L’antenata disciplina del bondage non si trova solo nell’hojōjutsu, ma anche nel teatro Kabuki, dove gli attori venivano legati in modo da ricreare pose e movimenti drammatici. Pian piano la legatura entra nell’immaginario erotico dei giapponesi grazie alle scene di coercizione contenute nei seme, un tipo di ukiyo-e, ovvero stampa artistica nipponica. Verso la fine del periodo Edo i colori delle corde vengono ridotti a due, ovvero il bianco e l’indaco, poiché simboleggiavano il ramo della forza armata che utilizzava le corde stesse. Queste erano di tre tipi: l’honnawa, la corda principale; l’hayanawa, una corda più breve e utilizzata per le legature iniziali; la kaginawa, una corda uncinata.

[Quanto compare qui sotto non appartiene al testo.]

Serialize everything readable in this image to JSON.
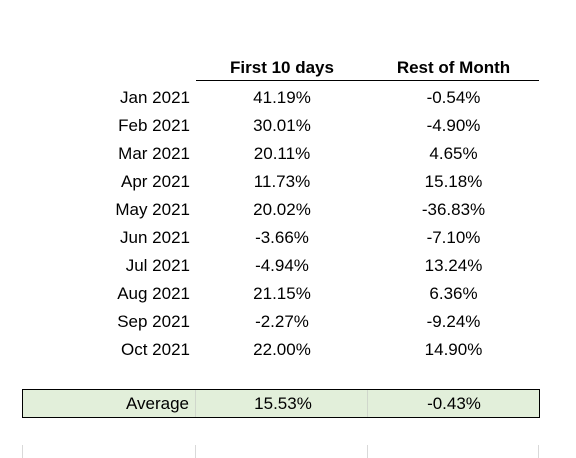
{
  "table": {
    "headers": {
      "first": "First 10 days",
      "rest": "Rest of Month"
    },
    "rows": [
      {
        "month": "Jan 2021",
        "first": "41.19%",
        "rest": "-0.54%"
      },
      {
        "month": "Feb 2021",
        "first": "30.01%",
        "rest": "-4.90%"
      },
      {
        "month": "Mar 2021",
        "first": "20.11%",
        "rest": "4.65%"
      },
      {
        "month": "Apr 2021",
        "first": "11.73%",
        "rest": "15.18%"
      },
      {
        "month": "May 2021",
        "first": "20.02%",
        "rest": "-36.83%"
      },
      {
        "month": "Jun 2021",
        "first": "-3.66%",
        "rest": "-7.10%"
      },
      {
        "month": "Jul 2021",
        "first": "-4.94%",
        "rest": "13.24%"
      },
      {
        "month": "Aug 2021",
        "first": "21.15%",
        "rest": "6.36%"
      },
      {
        "month": "Sep 2021",
        "first": "-2.27%",
        "rest": "-9.24%"
      },
      {
        "month": "Oct 2021",
        "first": "22.00%",
        "rest": "14.90%"
      }
    ],
    "average": {
      "label": "Average",
      "first": "15.53%",
      "rest": "-0.43%"
    }
  },
  "colors": {
    "average_fill": "#e2efda",
    "border": "#000000"
  }
}
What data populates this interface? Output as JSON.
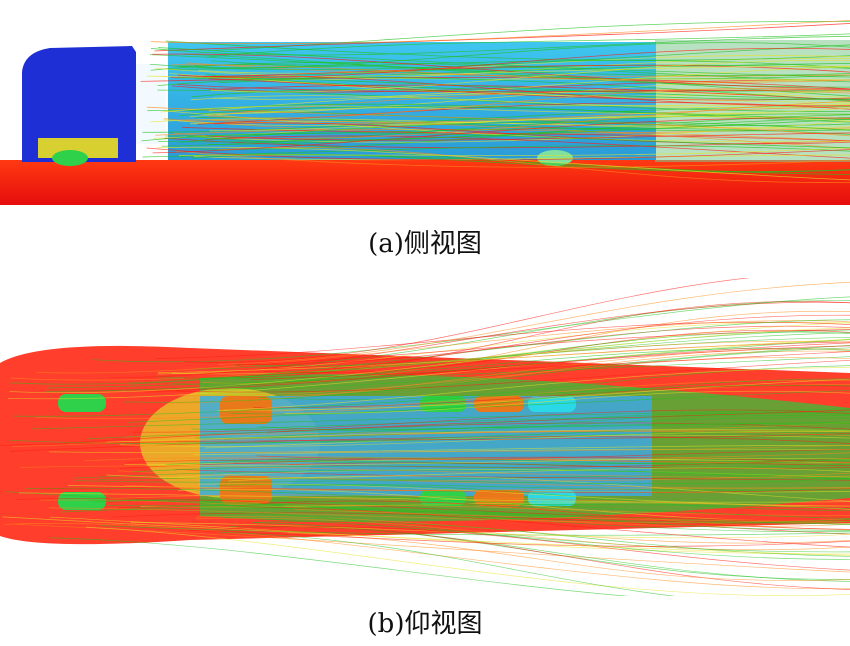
{
  "captions": {
    "side": "(a)侧视图",
    "bottom": "(b)仰视图"
  },
  "colors": {
    "cab_blue": "#1e2fd6",
    "trailer_cyan": "#39b0e8",
    "ground_red": "#ff1a10",
    "streak_green": "#22c21e",
    "streak_yellow": "#e6e22a",
    "streak_orange": "#ff8a1a",
    "wheel_orange": "#e8781a",
    "wheel_green": "#2fd04a",
    "wheel_cyan": "#2ad8e8"
  },
  "panels": {
    "side": {
      "icon": "truck-side-streamlines-image"
    },
    "bottom": {
      "icon": "truck-bottom-streamlines-image"
    }
  }
}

Il padre dell’arte dello Shibari: Seiu Ito


(Fonte immagine: Wikipedia)

Il fotografo e pittore Seiu Ito (1882-1961) è oggi riconosciuto come il “padre del Kinbaku” (termine usato come sinonimo di Shibari): è stato proprio lui a combinare le tecniche bondage con l’arte moderna. Seiu prese ispirazione dalle scene di costrizione del kabuki e le riadattò al corpo femminile, rinnovandone l’aspetto estetico e trasformandone la tecnica in una vera e propria disciplina. Famosi sono i momenti in cui Seiu chiedeva ai propri modelli di farsi legare per rappresentare appieno le torture del periodo Edo, prese come ispirazione per i suoi quadri. L’esempio più famoso è proprio quello di sua moglie Kise la quale, incinta del loro figlio, venne legata a testa in giù per ritrarre l’opera ukiyo-e La casa solitaria nella brughiera di Adachi del pittore e poeta Yoshitoshi. Dal 1950 in poi lo Shibari si diffuse a macchia d’olio grazie alle riviste Kitan Club e Yomikiri Romance, le prime a pubblicare foto di bondage.

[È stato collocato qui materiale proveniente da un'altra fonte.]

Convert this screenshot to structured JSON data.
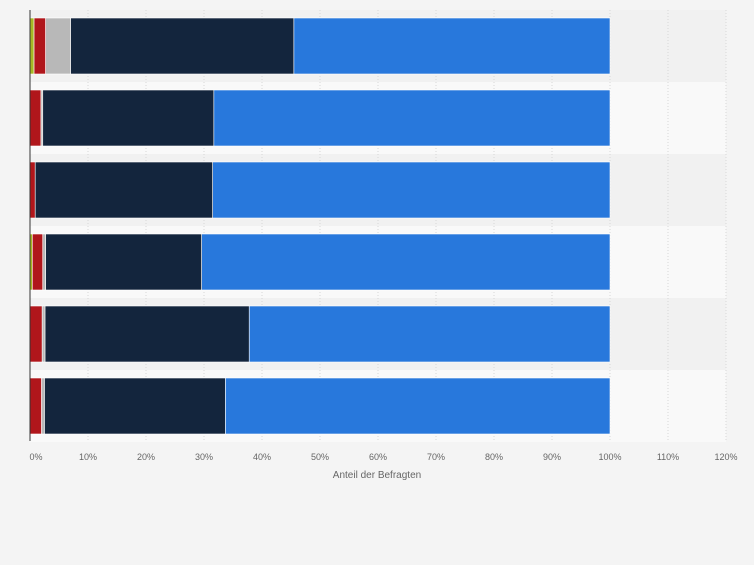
{
  "chart_data": {
    "type": "bar",
    "orientation": "horizontal",
    "stacked": true,
    "xlabel": "Anteil der Befragten",
    "ylabel": "",
    "xlim": [
      0,
      120
    ],
    "x_ticks": [
      "0%",
      "10%",
      "20%",
      "30%",
      "40%",
      "50%",
      "60%",
      "70%",
      "80%",
      "90%",
      "100%",
      "110%",
      "120%"
    ],
    "categories": [
      "",
      "",
      "",
      "",
      "",
      ""
    ],
    "series": [
      {
        "color": "#a6b824",
        "values": [
          0.7,
          0.0,
          0.0,
          0.4,
          0.0,
          0.0
        ]
      },
      {
        "color": "#b0161b",
        "values": [
          2.0,
          1.9,
          0.9,
          1.8,
          2.1,
          2.0
        ]
      },
      {
        "color": "#b8b8b8",
        "values": [
          4.3,
          0.3,
          0.0,
          0.5,
          0.5,
          0.5
        ]
      },
      {
        "color": "#13253d",
        "values": [
          38.5,
          29.5,
          30.6,
          26.9,
          35.2,
          31.2
        ]
      },
      {
        "color": "#2878dc",
        "values": [
          54.5,
          68.3,
          68.5,
          70.4,
          62.2,
          66.3
        ]
      }
    ],
    "grid": true,
    "legend": "none"
  }
}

Illustrazione de La casa solitaria nella brughiera di Adachi (1885) di Yoshitoshi.
(Fonte immagine: Wikipedia)


Dipinto di Seiu Ito, ispirato da Onibaba and her victims di Yoshitoshi.
(Fonte immagine: Wikipedia)

Lo Shibari oggi, il bondage creativo

In primis bisogna fare una precisazione sui termini Shibari e Kinbaku: di base si possono usare come sinonimi, ma il primo viene principalmente usato in Occidente. Shibari è un termine generico e ampio che indica l’atto di legare, mentre Kinbaku è più specifico – è composto da kanji che significato rispettivamente ‘stretto’ e ‘bloccare’ – poiché traduce il complesso intreccio di nodi fatto per legare e sospendere le persone. Shibari e Kinbaku sono quindi intercambiabili se usati per parlare del bondage giapponese; nel dettaglio, Shibari si riferisce a qualsiasi tipo di bondage con la corda, mentre Kinbaku indica la forma più artistica ed estetica del bondage stesso, quello di arte performativa, la quale si sofferma sulla bellezza dei nodi attorcigliati e dei legami tra le corde.

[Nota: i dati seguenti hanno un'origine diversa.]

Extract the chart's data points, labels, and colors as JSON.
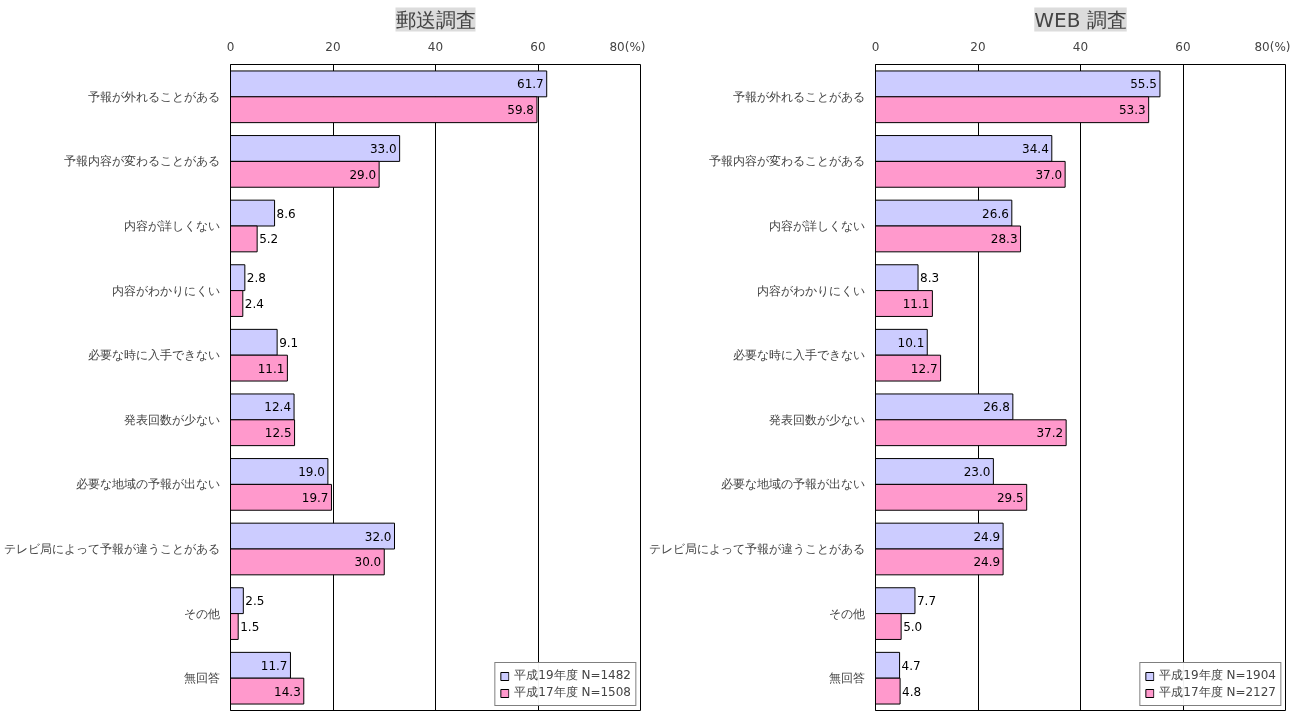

Il Kinbaku è quindi caratterizzato da rigide ed elaborate tecniche di nodi e legature, nonché dall’attenta cura della posizione del corpo del modello e della composizione della scena. Il vocabolario del bondage presenta anche i termini rigger o cima della corda, ovvero il dominante che lega la corda inferiore, cioè il sottomesso. In giapponese la corda in fibra naturale è chiamata asanawa: viene usata spesso la canapa poiché è simbolo di potere. Oltre alla canapa, la corda dello Shibari può essere in iuta, cotone e persino in lino, per essere ben resistente ma morbida.

Tra alcune tecniche di legatura c’è l’Ushiro takatekote, un legamento detto a scatola poiché circonda il petto e le braccia; questo è spesso la base di altre legature, come l’Ebi-tie o gambero, originariamente progettato come legatura di tortura del periodo Edo. Oppure il polsino Hojōjutsu, palesemente ispirato all’arte marziale omonima, il cui scopo è trattenere e stringere le braccia.


Rappresentazione dell’Ushiro takatekote.